Leave Daddy alone, he's thinking about his Fantasy League.

The actors do an excellent job and Katee Sackoff as the mother is pretty damn good as she slowly descends into paranoia and violence. The girl who plays the young Kaylie is also fantastic and is probably someone to watch in the future.  Everyone else - including Amy Pond - is really good except for the actor playing the young Tim. He's not bad, but he's awkward in a way that a lot of child actors are. I probably wouldn't have noticed if the actress playing the sister hadn't been so damn good.

Anyone want to make a crack about Starbuck? No? Good.

The tension ratchets up considerably as things go along and you begin to question everything the character see, hear and do. At points it feels like the past is actively stalking them through the house. It feels like things are going bad, but there's still that crack in the mirror - evidence that there's a way to hurt it. (That the flashbacks show there is no crack means we know that it's something that happened during that horrible night.)

And then... and then you realize that the monster is not only not playing fair, that it's pretty much omnipotent. That nothing the characters do matter, because there's really no chance for them to know what they're seeing/doing. The movie tries to paper over this early on by intimating that technology will show what really is happening.

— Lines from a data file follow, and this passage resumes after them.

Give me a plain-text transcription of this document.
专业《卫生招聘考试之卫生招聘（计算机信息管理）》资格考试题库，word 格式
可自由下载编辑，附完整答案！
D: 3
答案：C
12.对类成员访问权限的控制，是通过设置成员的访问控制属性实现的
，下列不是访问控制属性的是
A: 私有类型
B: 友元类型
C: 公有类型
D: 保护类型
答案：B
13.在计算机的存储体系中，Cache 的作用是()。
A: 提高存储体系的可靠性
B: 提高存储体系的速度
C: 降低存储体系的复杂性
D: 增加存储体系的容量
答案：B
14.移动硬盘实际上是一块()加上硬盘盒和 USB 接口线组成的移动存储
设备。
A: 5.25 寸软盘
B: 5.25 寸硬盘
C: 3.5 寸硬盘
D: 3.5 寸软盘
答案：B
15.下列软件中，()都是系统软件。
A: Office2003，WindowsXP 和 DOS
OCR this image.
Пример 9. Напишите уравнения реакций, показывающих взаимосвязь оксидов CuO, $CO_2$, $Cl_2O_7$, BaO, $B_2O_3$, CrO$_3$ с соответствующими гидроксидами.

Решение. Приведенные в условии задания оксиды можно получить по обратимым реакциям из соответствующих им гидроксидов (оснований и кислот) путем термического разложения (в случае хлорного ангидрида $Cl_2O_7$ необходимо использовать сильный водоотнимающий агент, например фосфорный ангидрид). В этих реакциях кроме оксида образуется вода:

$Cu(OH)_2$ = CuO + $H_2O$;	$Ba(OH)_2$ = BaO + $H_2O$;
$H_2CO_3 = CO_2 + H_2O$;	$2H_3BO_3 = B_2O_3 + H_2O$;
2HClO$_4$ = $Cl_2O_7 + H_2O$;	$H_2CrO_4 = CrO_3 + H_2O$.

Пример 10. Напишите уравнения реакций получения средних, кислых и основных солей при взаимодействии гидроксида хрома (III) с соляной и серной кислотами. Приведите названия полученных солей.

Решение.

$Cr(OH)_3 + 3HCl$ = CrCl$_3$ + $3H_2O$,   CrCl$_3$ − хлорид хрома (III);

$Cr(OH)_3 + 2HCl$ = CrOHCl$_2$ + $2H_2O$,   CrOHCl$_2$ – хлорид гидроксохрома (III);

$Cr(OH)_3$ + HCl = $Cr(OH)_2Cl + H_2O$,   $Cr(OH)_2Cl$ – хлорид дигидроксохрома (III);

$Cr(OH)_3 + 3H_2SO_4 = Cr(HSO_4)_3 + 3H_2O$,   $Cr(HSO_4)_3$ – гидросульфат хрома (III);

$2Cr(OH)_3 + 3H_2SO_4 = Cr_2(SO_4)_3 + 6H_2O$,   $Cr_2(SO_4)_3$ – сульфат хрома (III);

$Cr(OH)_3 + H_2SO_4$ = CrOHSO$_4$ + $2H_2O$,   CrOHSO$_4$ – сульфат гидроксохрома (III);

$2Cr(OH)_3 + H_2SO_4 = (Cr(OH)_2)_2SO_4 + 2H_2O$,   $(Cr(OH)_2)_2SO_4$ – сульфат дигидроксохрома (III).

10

However, during the scene with the iPhone and the fiancé that's revealed to be useless as well. I mean - you're viewing the technology through compromised eyes. It doesn't really matter what the screen is showing.

After that, it all feels inevitable. There's no suspense, no really story left. You know how it's going to end. It left me feeling deflated and annoyed.

Don't be annoyed! How about a hug?

The Bottom Line
So close. It's not a bad movie, really - and for other people it's possible (or probable) that the thing that bothered me won't bother them at all. For me, it really undercut a strong showing - and I'm ticked at the loss of opportunity more than anything.

I also found myself thinking that this might have worked more interestingly as two separate films. Make the flashbacks a movie by itself - giving more time to the parents and the dissolution of the family - and then a sequel that's the modern day. That they defeated it (sorta) once would make me more willing to buy into that chance the second time around.